The release over the weekend of Judiciary Committee “prosecutor” Rachel Mitchell’s five-page memo to Judiciary Committee Republicans outlining the reasons she finds Dr. Ford’s testimony dubious has stoked these two tribe’s bonfires and amplified their war cries. Mitchell noted that the case is not a prosecution per se, but rejected the idea that Kavanaugh could be either criminally prosecuted or found civilly liable based on Ford’s statement:
In the legal context, here is my bottom line: A “he said, she said” case is incredibly difficult to prove. But this case is even weaker than that. Dr. Ford identified other witnesses to the event, and those witnesses either refuted her allegations or failed to corroborate them. For the reasons discussed below, I do not think that a reasonable prosecutor would bring this case based on the evidence before the Committee.
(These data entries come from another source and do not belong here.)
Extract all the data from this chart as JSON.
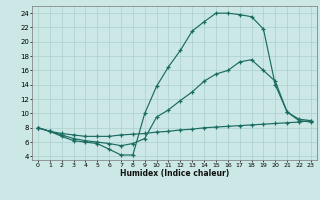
{
  "xlabel": "Humidex (Indice chaleur)",
  "bg_color": "#cce8e6",
  "line_color": "#1a6b60",
  "grid_color": "#aacfcd",
  "xlim": [
    -0.5,
    23.5
  ],
  "ylim": [
    3.5,
    25.0
  ],
  "xticks": [
    0,
    1,
    2,
    3,
    4,
    5,
    6,
    7,
    8,
    9,
    10,
    11,
    12,
    13,
    14,
    15,
    16,
    17,
    18,
    19,
    20,
    21,
    22,
    23
  ],
  "yticks": [
    4,
    6,
    8,
    10,
    12,
    14,
    16,
    18,
    20,
    22,
    24
  ],
  "curve_top_x": [
    0,
    1,
    2,
    3,
    4,
    5,
    6,
    7,
    8,
    9,
    10,
    11,
    12,
    13,
    14,
    15,
    16,
    17,
    18,
    19,
    20,
    21,
    22,
    23
  ],
  "curve_top_y": [
    8.0,
    7.5,
    6.8,
    6.2,
    6.0,
    5.8,
    5.0,
    4.2,
    4.2,
    10.0,
    13.8,
    16.5,
    18.8,
    21.5,
    22.8,
    24.0,
    24.0,
    23.8,
    23.5,
    21.8,
    14.0,
    10.2,
    9.2,
    9.0
  ],
  "curve_mid_x": [
    0,
    1,
    2,
    3,
    4,
    5,
    6,
    7,
    8,
    9,
    10,
    11,
    12,
    13,
    14,
    15,
    16,
    17,
    18,
    19,
    20,
    21,
    22,
    23
  ],
  "curve_mid_y": [
    8.0,
    7.5,
    7.0,
    6.5,
    6.2,
    6.0,
    5.8,
    5.5,
    5.8,
    6.5,
    9.5,
    10.5,
    11.8,
    13.0,
    14.5,
    15.5,
    16.0,
    17.2,
    17.5,
    16.0,
    14.5,
    10.2,
    9.0,
    8.8
  ],
  "curve_bot_x": [
    0,
    1,
    2,
    3,
    4,
    5,
    6,
    7,
    8,
    9,
    10,
    11,
    12,
    13,
    14,
    15,
    16,
    17,
    18,
    19,
    20,
    21,
    22,
    23
  ],
  "curve_bot_y": [
    8.0,
    7.5,
    7.2,
    7.0,
    6.8,
    6.8,
    6.8,
    7.0,
    7.1,
    7.2,
    7.4,
    7.5,
    7.7,
    7.8,
    8.0,
    8.1,
    8.2,
    8.3,
    8.4,
    8.5,
    8.6,
    8.7,
    8.8,
    9.0
  ]
}
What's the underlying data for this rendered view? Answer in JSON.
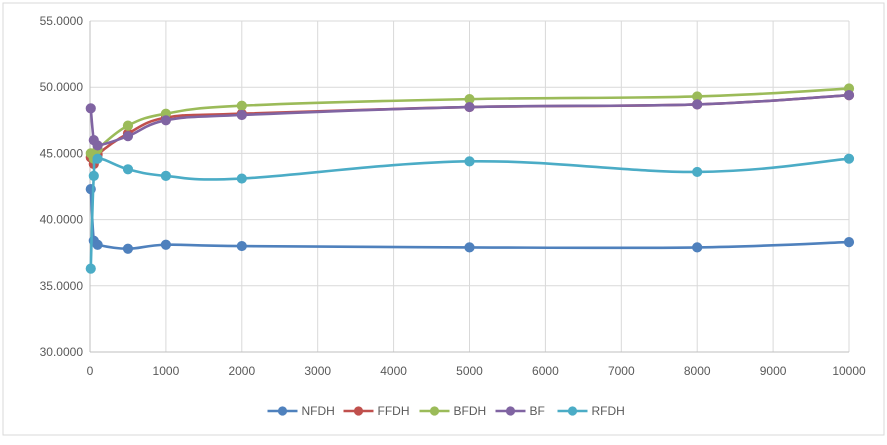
{
  "chart_data": {
    "type": "line",
    "title": "",
    "xlabel": "",
    "ylabel": "",
    "xlim": [
      0,
      10000
    ],
    "ylim": [
      30,
      55
    ],
    "x_ticks": [
      0,
      1000,
      2000,
      3000,
      4000,
      5000,
      6000,
      7000,
      8000,
      9000,
      10000
    ],
    "x_tick_labels": [
      "0",
      "1000",
      "2000",
      "3000",
      "4000",
      "5000",
      "6000",
      "7000",
      "8000",
      "9000",
      "10000"
    ],
    "y_ticks": [
      30,
      35,
      40,
      45,
      50,
      55
    ],
    "y_tick_labels": [
      "30.0000",
      "35.0000",
      "40.0000",
      "45.0000",
      "50.0000",
      "55.0000"
    ],
    "grid": true,
    "legend_position": "bottom",
    "smooth": true,
    "series": [
      {
        "name": "NFDH",
        "color": "#4F81BD",
        "points": [
          [
            10,
            42.3
          ],
          [
            50,
            38.4
          ],
          [
            100,
            38.1
          ],
          [
            500,
            37.8
          ],
          [
            1000,
            38.1
          ],
          [
            2000,
            38.0
          ],
          [
            5000,
            37.9
          ],
          [
            8000,
            37.9
          ],
          [
            10000,
            38.3
          ]
        ]
      },
      {
        "name": "FFDH",
        "color": "#C0504D",
        "points": [
          [
            10,
            44.7
          ],
          [
            50,
            44.2
          ],
          [
            100,
            44.9
          ],
          [
            500,
            46.5
          ],
          [
            1000,
            47.7
          ],
          [
            2000,
            48.0
          ],
          [
            5000,
            48.5
          ],
          [
            8000,
            48.7
          ],
          [
            10000,
            49.4
          ]
        ]
      },
      {
        "name": "BFDH",
        "color": "#9BBB59",
        "points": [
          [
            10,
            45.0
          ],
          [
            50,
            44.6
          ],
          [
            100,
            45.3
          ],
          [
            500,
            47.1
          ],
          [
            1000,
            48.0
          ],
          [
            2000,
            48.6
          ],
          [
            5000,
            49.1
          ],
          [
            8000,
            49.3
          ],
          [
            10000,
            49.9
          ]
        ]
      },
      {
        "name": "BF",
        "color": "#8064A2",
        "points": [
          [
            10,
            48.4
          ],
          [
            50,
            46.0
          ],
          [
            100,
            45.6
          ],
          [
            500,
            46.3
          ],
          [
            1000,
            47.5
          ],
          [
            2000,
            47.9
          ],
          [
            5000,
            48.5
          ],
          [
            8000,
            48.7
          ],
          [
            10000,
            49.4
          ]
        ]
      },
      {
        "name": "RFDH",
        "color": "#4BACC6",
        "points": [
          [
            10,
            36.3
          ],
          [
            50,
            43.3
          ],
          [
            100,
            44.6
          ],
          [
            500,
            43.8
          ],
          [
            1000,
            43.3
          ],
          [
            2000,
            43.1
          ],
          [
            5000,
            44.4
          ],
          [
            8000,
            43.6
          ],
          [
            10000,
            44.6
          ]
        ]
      }
    ]
  }
}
Nor do I believe that this evidence is sufficient to satisfy the preponderance-of-the-evidence standard.
And Mitchell said a mouthful when she added in the memo, “There is no clear standard of proof for allegations made during the Senate’s confirmation process.” The truth is since the Constitution does not specify a standard (only providing that the Senate shall give “advice and consent” to nominations), the standard is whatever any individual senator believes it to be. If a senator insists that a nominee only lacks a criminal record, that is his or her prerogative. On the other hand, a senator may also insist that a nominee not have a whiff of scandal about him or her. Obviously, no one is insisting that Brett Kavanaugh present a lifetime of unadulterated moral rectitude worthy of a Vienna choirboy since no one could pass that test. On the other hand, if Kavanaugh, in fact, mauled a girl in high school and is lying about it today, it seems self-evident that he is not qualified for the Supreme Court. At the end of the day, then, it comes down to whom you believe, Kavanaugh or Ford. Call it the Framers’ wisdom, or a colossal blunder on their part, but the ultimate political question – how the Senate should exerciseits constitutional role of “advice and consent” – comes down to one’s own subjective judgment on the cultural question of this #metoo moment: “Do you believe the woman or not?”
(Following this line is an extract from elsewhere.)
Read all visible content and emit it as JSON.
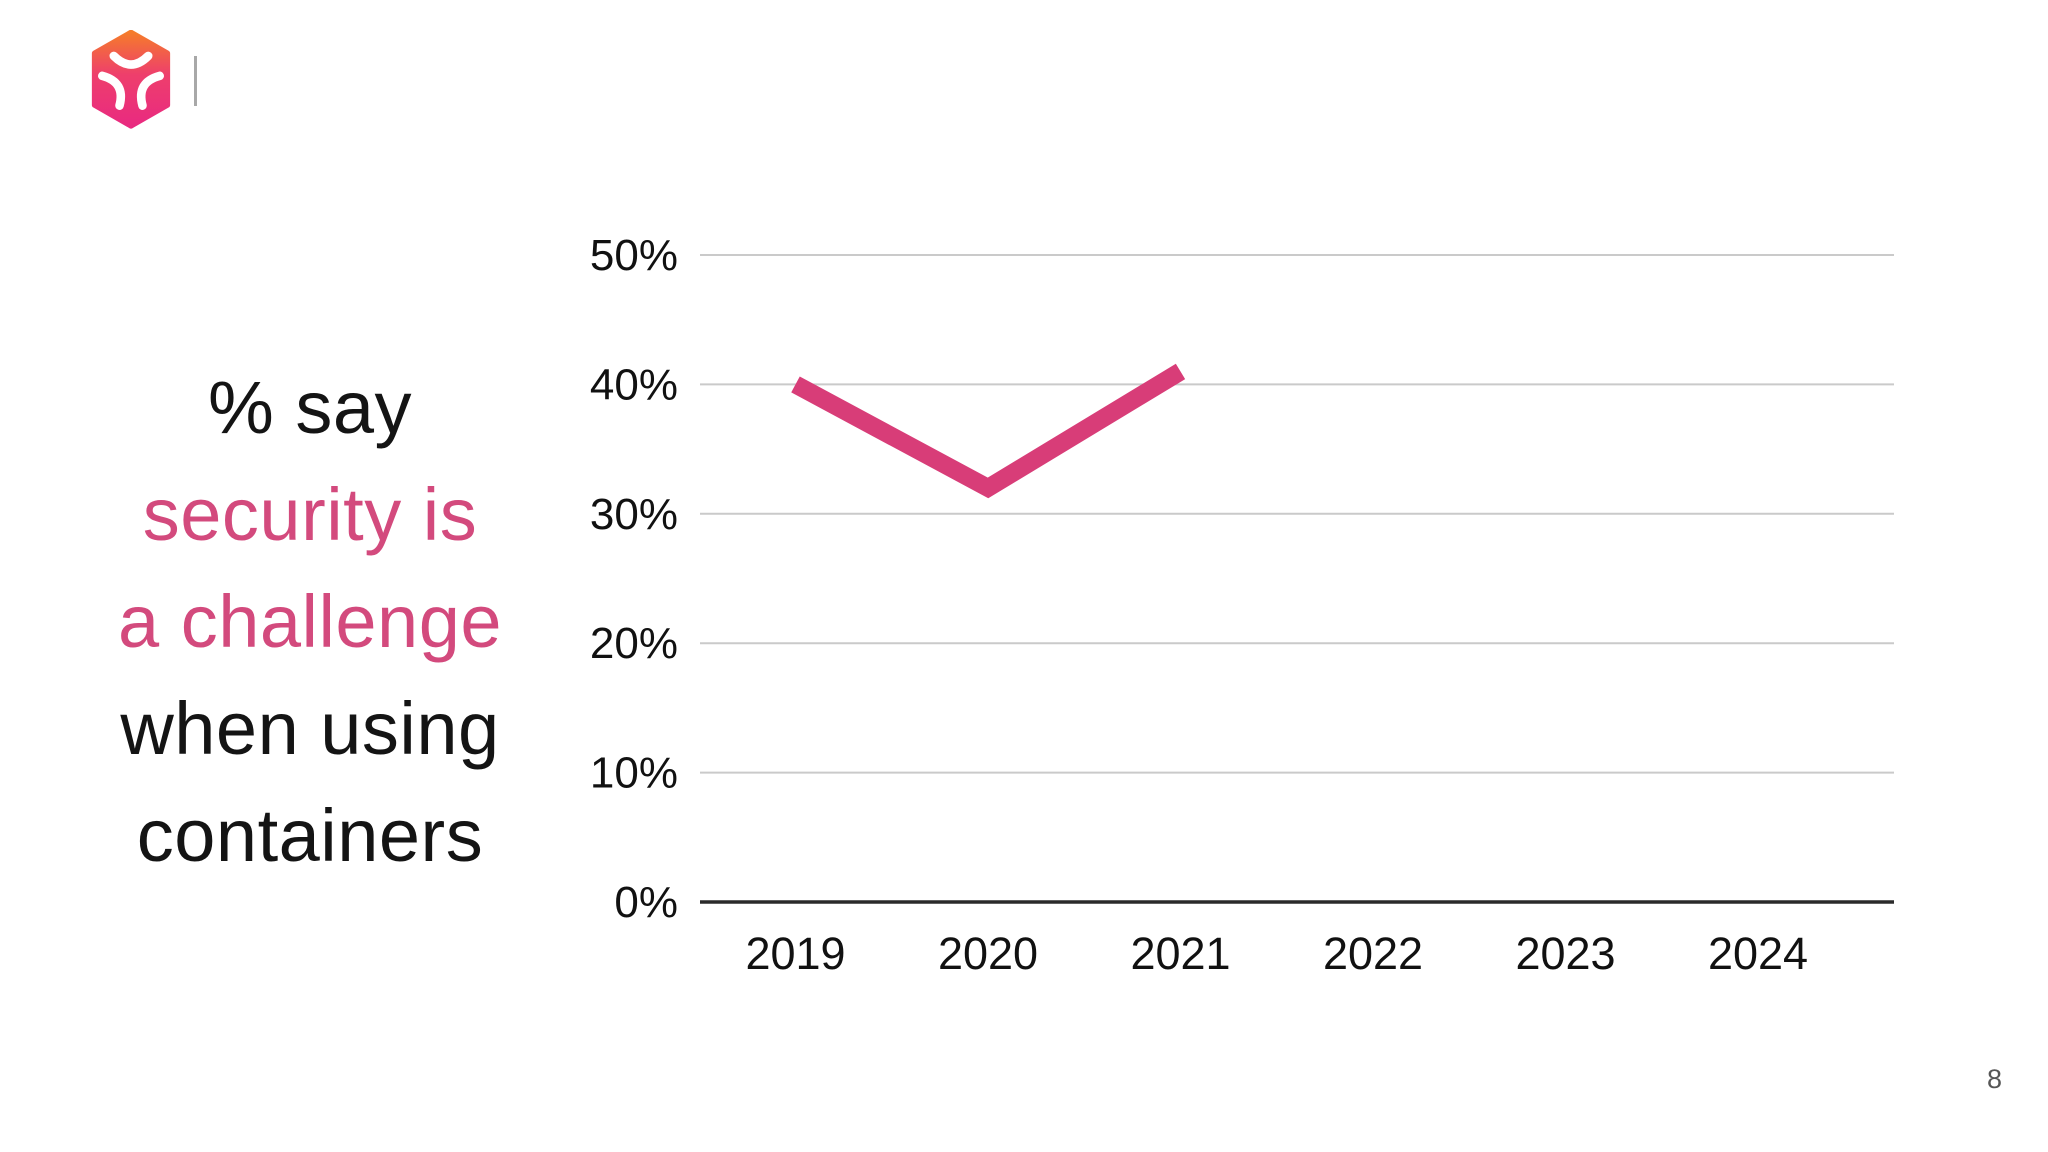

While the FBI is toiling away on its renewed background investigation into the life and times of Judge Kavanaugh, the opposing political factions seem determined to square off over this question in a death match of “chicken” worthy of a James Dean flick. Senator Lindsey Graham (R-SC), ordinarily the Casper Milquetoast of judicial nominations who votes routinely for appointments on both sides of the political aisle, has become the roaring lion of the Kavanaugh nomination. Following up on his unforgettable jeremiad against Senate Democrats last week, Graham now urges President Trump to double down on Kavanaugh by re-nominating him if he loses the vote, in the expectation that his treatment will spark voters in battleground states to provide Republicans an even wider margin of Senate control for the next two years. It would be a risky gambit, but if the President believes it could pay dividends at the ballot box, he could be inclined to do it. If so, the combatants in this historic game of “chicken” will swing their hot rods back around and come at each other again. Whether Kavanaugh ultimately wins or loses his seat on the Supreme Court, one wonders how much damage the Senate’s credibility, or the Supreme Court’s, can sustain without crippling the rule of law on which both institutions depend.